China has since repeatedly slammed the law, describing it as discriminatory and distorts “the basic norms of the market economy.” Beijing also denies access to listed companies’ accounting documents, citing state secret concerns.
Protecting state secrets
The country’s State Secret Law, which was enacted in May 1989, seeks to protect state secrets and safeguard national interests. This law has prevented the Chinese units of the Big Four accounting firms from handing over certain corporate information to overseas entities.
Even before the HFCAA was passed, the US has already expelled a number of big Chinese firms like the country’s big three telcos: China Telecom (HKG:0728), China Mobile (HKG:0941) and China Unicom (HKG:0762). China Telecom and China Mobile have since raised funds in the mainland market, joining China Unicom to tap into local capital. The Trump administration cited the company’s alleged ties with the Chinese military as the reason for the move.
Chinese oil major China National Offshore Oil or CNOOC (HKG:0883) was also delisted from the New York Stock Exchange in October 2021 for the same reason, prompting it to raise funds at home. Less than a month ago, CNOOC raised about $4.4 billion on the Shanghai Stock Exchange in one of this year’s biggest IPOs.
Most recently, more firms could be booted from US bourses after the SEC released a provisional list of firms that are found to be violating US auditing rules.
Dozens face delisting risks
Last week, more than 80 companies have been added to the list including CNOOC peers Sinopec (NYSE:SNP) and PetroChina (NYSE:PTR). Both companies are already listed on the Shanghai bourse.
Tech firms including e-commerce giant JD.com (NASDAQ:JD), Tencent Music Entertainment (NYSE:TME), Trip.com (NASDAQ:TCOM) and electric carmaker NIO (NYSE:NIO) were also added to the list last week, joining big names like aluminum giant Aluminum Corp. of China or Chalco (NYSE:ACH).
Some firms like JD.com have since vowed to protect their US listing status.

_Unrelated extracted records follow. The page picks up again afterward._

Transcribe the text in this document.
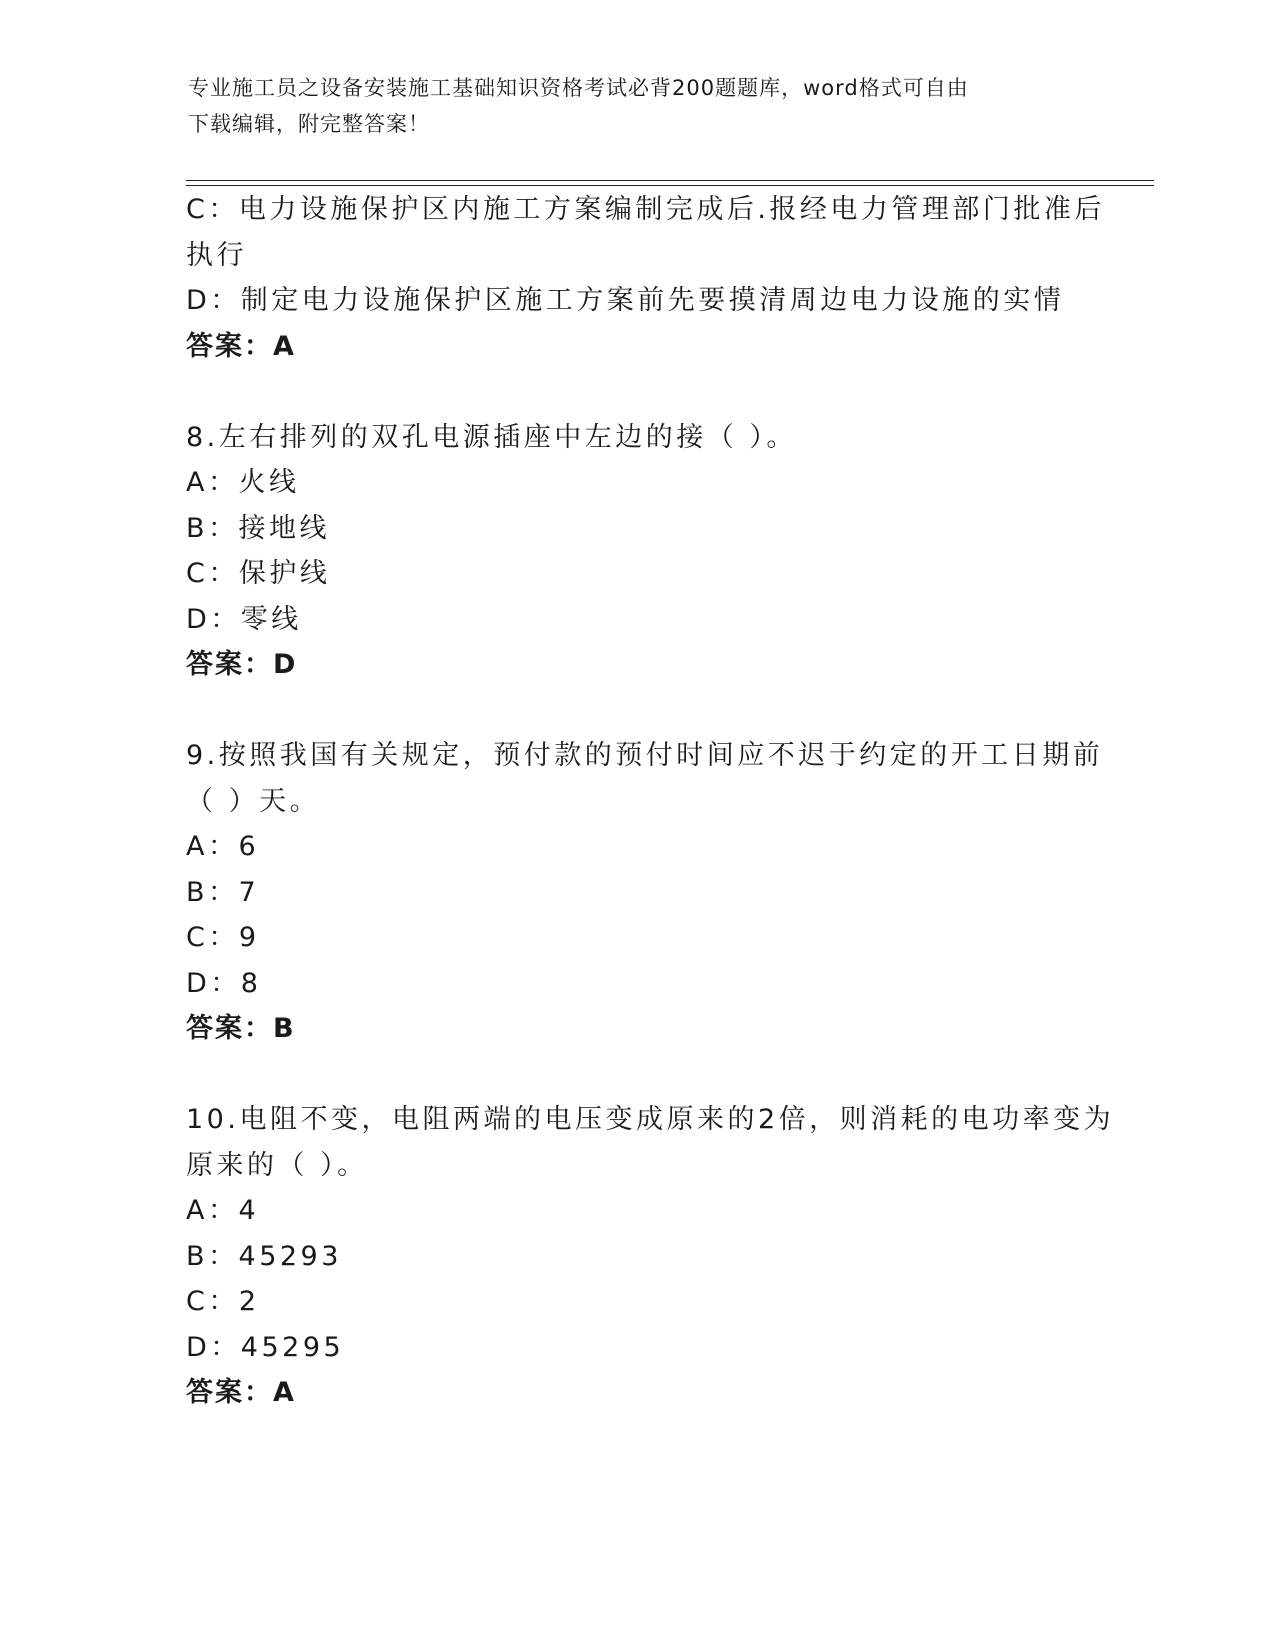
专业施工员之设备安装施工基础知识资格考试必背200题题库，word格式可自由
下载编辑，附完整答案！
C：电力设施保护区内施工方案编制完成后.报经电力管理部门批准后
执行
D：制定电力设施保护区施工方案前先要摸清周边电力设施的实情
答案：A
8.左右排列的双孔电源插座中左边的接（ ）。
A：火线
B：接地线
C：保护线
D：零线
答案：D
9.按照我国有关规定，预付款的预付时间应不迟于约定的开工日期前
（ ）天。
A：6
B：7
C：9
D：8
答案：B
10.电阻不变，电阻两端的电压变成原来的2倍，则消耗的电功率变为
原来的（ ）。
A：4
B：45293
C：2
D：45295
答案：A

The company on Thursday said it will “strive to maintain” its listing on the Nasdaq stock market and has been actively exploring possible solutions.
Market reaction
The Nasdaq Golden Dragon China Index, which tracks 98 of China’s biggest US-listed firms, tumbled over 17% over the past five trading sessions since the May 4 SEC announcement.

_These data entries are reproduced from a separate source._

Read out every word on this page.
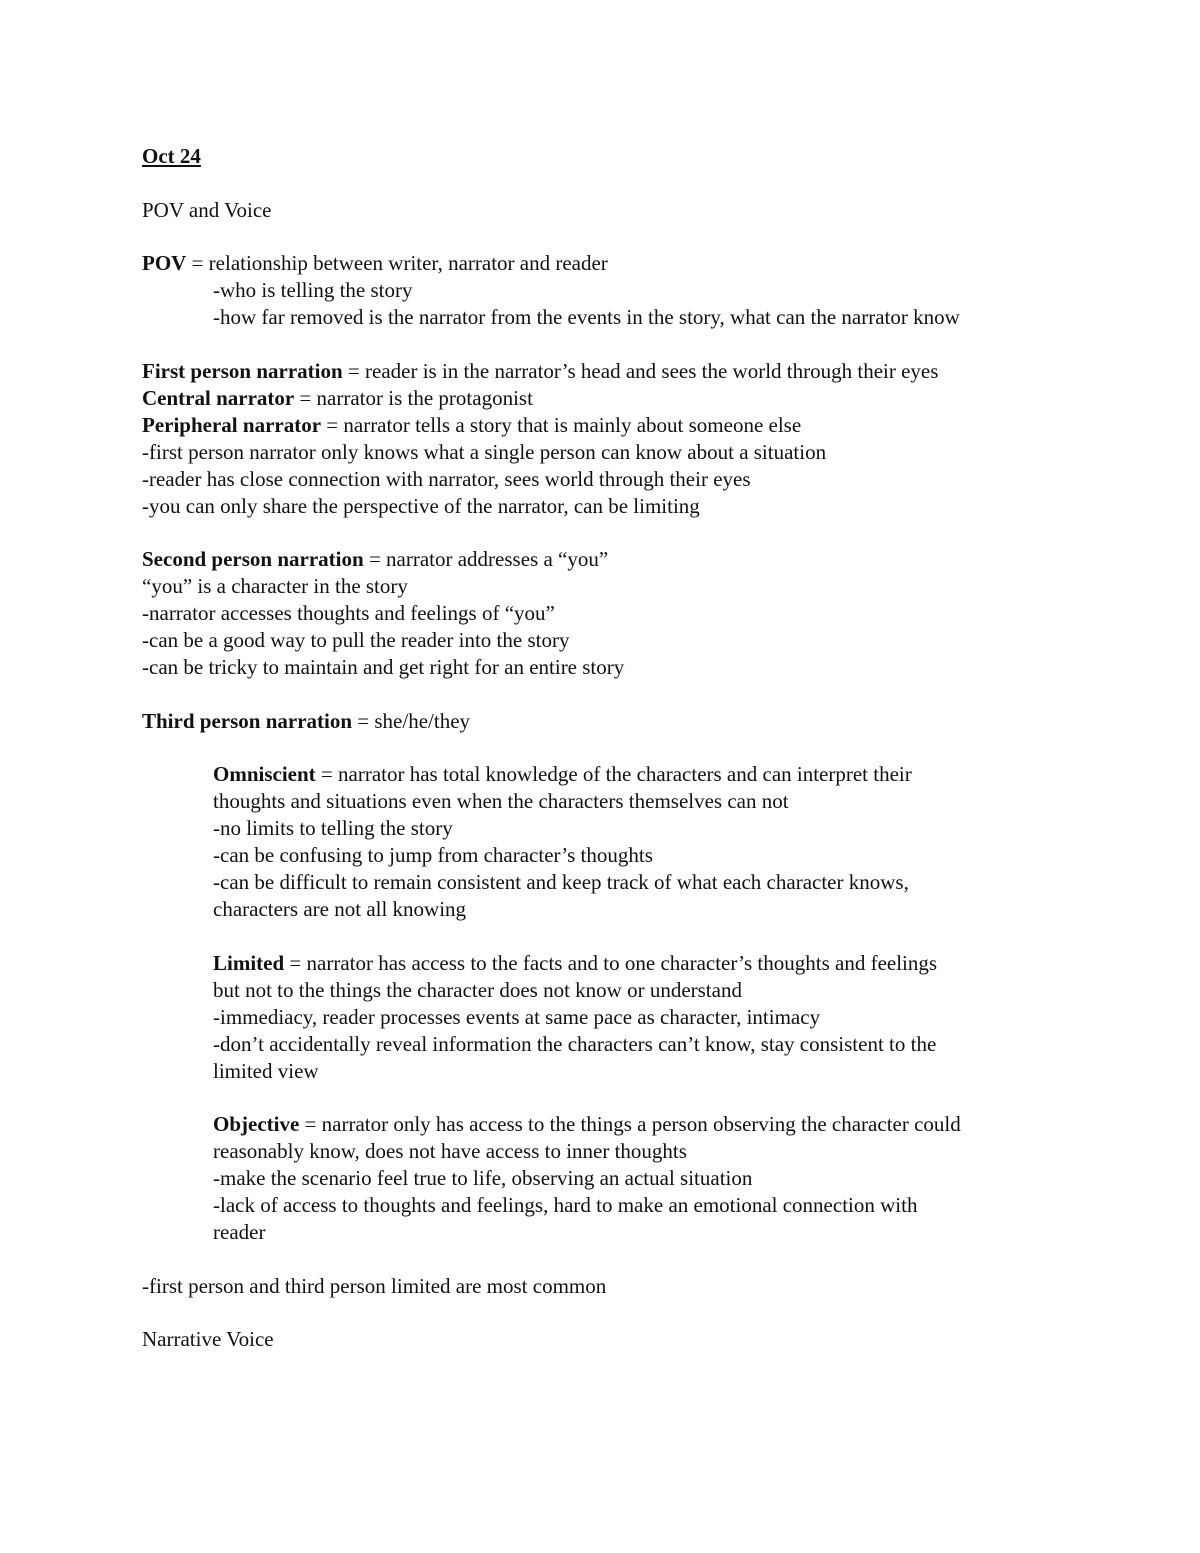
Oct 24
POV and Voice
POV = relationship between writer, narrator and reader
-who is telling the story
-how far removed is the narrator from the events in the story, what can the narrator know
First person narration = reader is in the narrator’s head and sees the world through their eyes
Central narrator = narrator is the protagonist
Peripheral narrator = narrator tells a story that is mainly about someone else
-first person narrator only knows what a single person can know about a situation
-reader has close connection with narrator, sees world through their eyes
-you can only share the perspective of the narrator, can be limiting
Second person narration = narrator addresses a “you”
“you” is a character in the story
-narrator accesses thoughts and feelings of “you”
-can be a good way to pull the reader into the story
-can be tricky to maintain and get right for an entire story
Third person narration = she/he/they
Omniscient = narrator has total knowledge of the characters and can interpret their
thoughts and situations even when the characters themselves can not
-no limits to telling the story
-can be confusing to jump from character’s thoughts
-can be difficult to remain consistent and keep track of what each character knows,
characters are not all knowing
Limited = narrator has access to the facts and to one character’s thoughts and feelings
but not to the things the character does not know or understand
-immediacy, reader processes events at same pace as character, intimacy
-don’t accidentally reveal information the characters can’t know, stay consistent to the
limited view
Objective = narrator only has access to the things a person observing the character could
reasonably know, does not have access to inner thoughts
-make the scenario feel true to life, observing an actual situation
-lack of access to thoughts and feelings, hard to make an emotional connection with
reader
-first person and third person limited are most common
Narrative Voice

The passage of the HFCAA marks the latest challenge for US-listed Chinese companies after the SEC earlier warned American investors about investing in shares of Chinese companies that operate through a variable interest entity (VIE) structure, which had been used by companies like Alibaba (NYSE:BABA) to bypass foreign investment restrictions.
The SEC warned in September 2021 that if either the Chinese firm or its US-listed shell company breach their contracts, “US investors may suffer significant losses with little or no recourse available.”